Raising frauds, not funds
Red flags in student fundraising activities, part 3 of 3
Fraud's Finer Points: Case history applications
In my state, Washington, students in public schools conduct thousands of fundraising activities each year. Fraud examiners must understand the rules governing the entities conducting these activities to properly evaluate and investigate them. Managers can easily fail without proper direction and guidance. And only informed faculty advisors will succeed in collecting the proper amount of revenue from each type of fundraising activity their students conduct.
SKIMMING IS THE FRAUD OF CHOICE
Similar to our discussion in the January/February 2013 column, fraud and abuse in all types of fundraising activities is usually a case of simple asset misappropriation. In the ACFE’s Fraud Tree, cash schemes (part of asset misappropriations), which involve stealing an entity’s funds, fall into three categories: larceny, fraudulent disbursements and skimming. Cash larceny schemes involve the theft of funds recorded in the entity’s accounting records. In fraudulent disbursement schemes, an individual makes a distribution of entity funds for a dishonest purpose. Skimming, the theft of off-book funds, is usually at the heart of student fundraising losses.
RED FLAGS IN STUDENT FUNDRAISING ACTIVITIES
The following presentation summarizes many of the internal control weaknesses (red flags) that have occurred at schools in my state during public-sector student fundraising activities. Poor school policies and procedures allowed individuals to misappropriate funds or operate fundraising activities for personal benefit. Critical deficiencies included a lack of accounting records (records were often missing or had been destroyed), a lack of accountability for revenue and inventory (too many people were involved or had access to funds), and poor oversight of events by faculty advisors (because of a lack of formal training).

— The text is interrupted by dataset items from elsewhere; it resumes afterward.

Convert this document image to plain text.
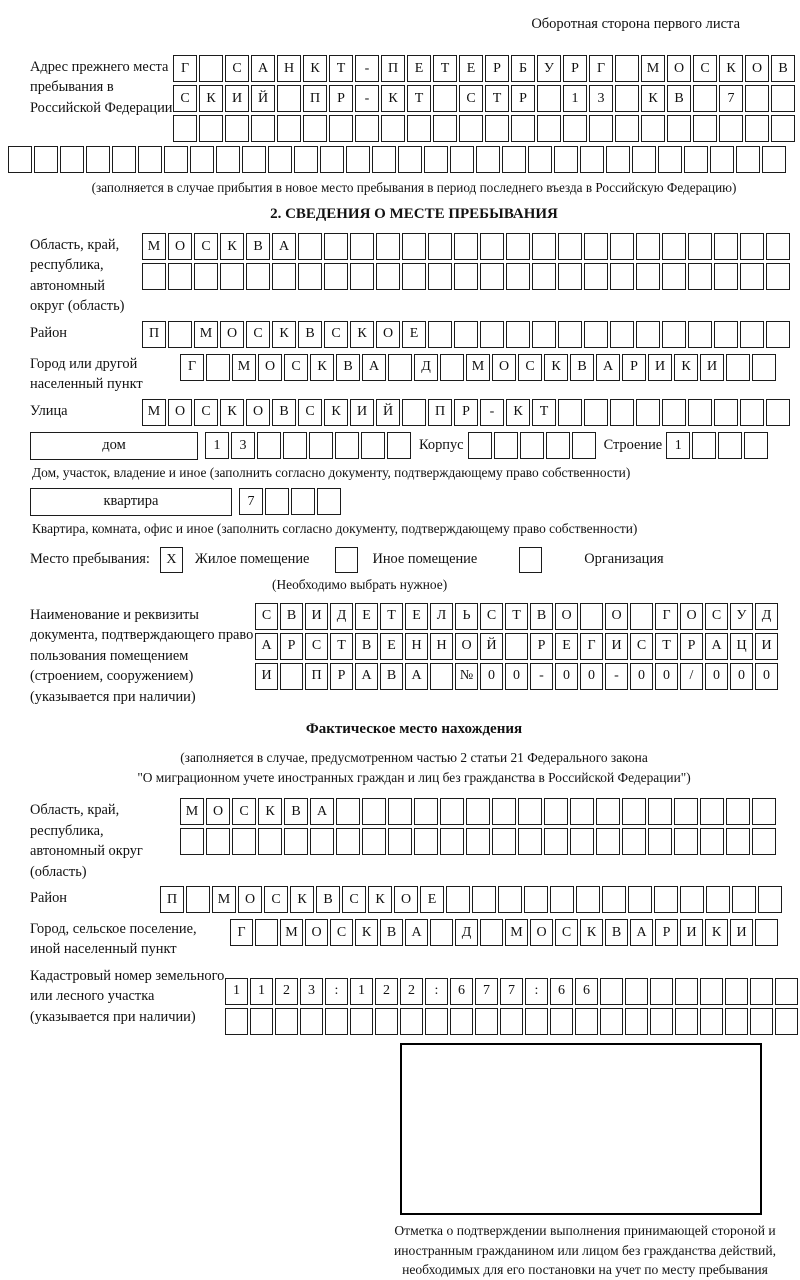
Оборотная сторона первого листа
Адрес прежнего места пребывания в Российской Федерации
Г	С	А	Н	К	Т	-	П	Е	Т	Е	Р	Б	У	Р	Г	М	О	С	К	О	В
С	К	И	Й	П	Р	-	К	Т	С	Т	Р	1	3	К	В	7
(заполняется в случае прибытия в новое место пребывания в период последнего въезда в Российскую Федерацию)
2. СВЕДЕНИЯ О МЕСТЕ ПРЕБЫВАНИЯ
Область, край, республика, автономный округ (область)
М	О	С	К	В	А
Район	П	М	О	С	К	В	С	К	О	Е
Город или другой населенный пункт
Г	М	О	С	К	В	А	Д	М	О	С	К	В	А	Р	И	К	И
Улица	М	О	С	К	О	В	С	К	И	Й	П	Р	-	К	Т
дом	1	3	Корпус	Строение 1
Дом, участок, владение и иное (заполнить согласно документу, подтверждающему право собственности)
квартира	7
Квартира, комната, офис и иное (заполнить согласно документу, подтверждающему право собственности)
Место пребывания:	X	Жилое помещение	Иное помещение	Организация
(Необходимо выбрать нужное)
Наименование и реквизиты документа, подтверждающего право пользования помещением (строением, сооружением) (указывается при наличии)
С	В	И	Д	Е	Т	Е	Л	Ь	С	Т	В	О	О	Г	О	С	У	Д
А	Р	С	Т	В	Е	Н	Н	О	Й	Р	Е	Г	И	С	Т	Р	А	Ц	И
И	П	Р	А	В	А	№	0	0	-	0	0	-	0	0	/	0	0	0
Фактическое место нахождения
(заполняется в случае, предусмотренном частью 2 статьи 21 Федерального закона
"О миграционном учете иностранных граждан и лиц без гражданства в Российской Федерации")
Область, край, республика, автономный округ (область)
М	О	С	К	В	А
Район	П	М	О	С	К	В	С	К	О	Е
Город, сельское поселение, иной населенный пункт
Г	М О	С	К	В	А	Д	М О	С	К	В	А	Р	И	К	И
Кадастровый номер земельного или лесного участка (указывается при наличии)
1	1	2	3	:	1	2	2	:	6	7	7	:	6	6
Отметка о подтверждении выполнения принимающей стороной и иностранным гражданином или лицом без гражданства действий, необходимых для его постановки на учет по месту пребывания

Schools often didn’t establish policies and procedures, which required faculty advisors to attend training classes before conducting fundraising events, or faculty advisors managed fundraising events without attending school-sponsored training.
Schools had lost profit opportunities from retail sales events (see part two of this series in the September/October 2013 issue), and they didn’t make gross profits determinations.
Supporting documents for fundraising events were inadequate, or records didn’t exist to establish accountability for funds. When clubs conducted retail sales events, they didn’t have inventory records available for the sold products.
Schools didn’t have records of transfers of accountability for products and money from faculty advisors to students and vice versa. A faculty advisor would either open an unauthorized bank account in a school’s name or deposit collected funds collected in his or her personal bank account. In some cases, advisors wouldn’t deposit funds in any bank.
When clubs held off-book fundraising activities outside the control of schools, faculty members often spent money unwisely. And they netted revenues and expenditures only after they eventually remitted collected funds to the schools.
Faculty advisors didn’t require customers to sign prenumbered cash collection forms for car washes or similar fundraising events. And schools didn’t account for parents’ donations to faculty advisors for student trips.
Faculty advisors opened charge accounts directly with vendors to conduct business outside the control of the schools’ purchasing systems. They even gave gifts to staff members, students and others associated with the events in violation of Washington state’s constitution.
Schools didn’t establish policies and procedures covering faculty advisors’ participation in extracurricular activities sponsored by booster clubs and other private non-profit entities engaged in activities similar to faculty advisors’ school positions (such as a school’s basketball coach who managed a basketball booster club).
Schools didn’t always know the number of parent-teacher associations or booster clubs that participated in community activities with them and hadn’t entered into formal agreements with these entities to ensure that all parties understood the rules of conducting activities in the name of the school.
Before faculty advisors entered into agreements with them, schools didn’t confirm that booster clubs were legitimate organizations rather than loosely knit groups of parents who had good intentions. Schools didn’t establish files for authorized booster clubs, including the entities’ constitutions and by-laws, lists of officers and directors, federal tax identification numbers and letters of determination of tax-exempt status from the Internal Revenue Service [i.e.; a Section 501(c)(3) private non-profit entity].
One school actually operated a booster club and had custody of all accounting records for the entity, including the checking account. Faculty advisors, on work time, blended school and booster club activities by conducting fundraising activities on school property. They used the school’s copy machine and also the email system for advertising, promotion and sponsor solicitations.
One coach didn’t obtain bid quotes from three vendors for purchases as Washington state’s bid law required. Instead, he allowed a representative from the coach’s favored vendor to provide quotes from three separate vendors — one for the rep’s firm and two for false vendors. The vendor rep used letterhead stationery from bankrupt firms where he once worked to simulate the two bogus firms.
Another coach asked the school’s information technology department to post his private non-profit entity’s sporting events and camps on the school’s website.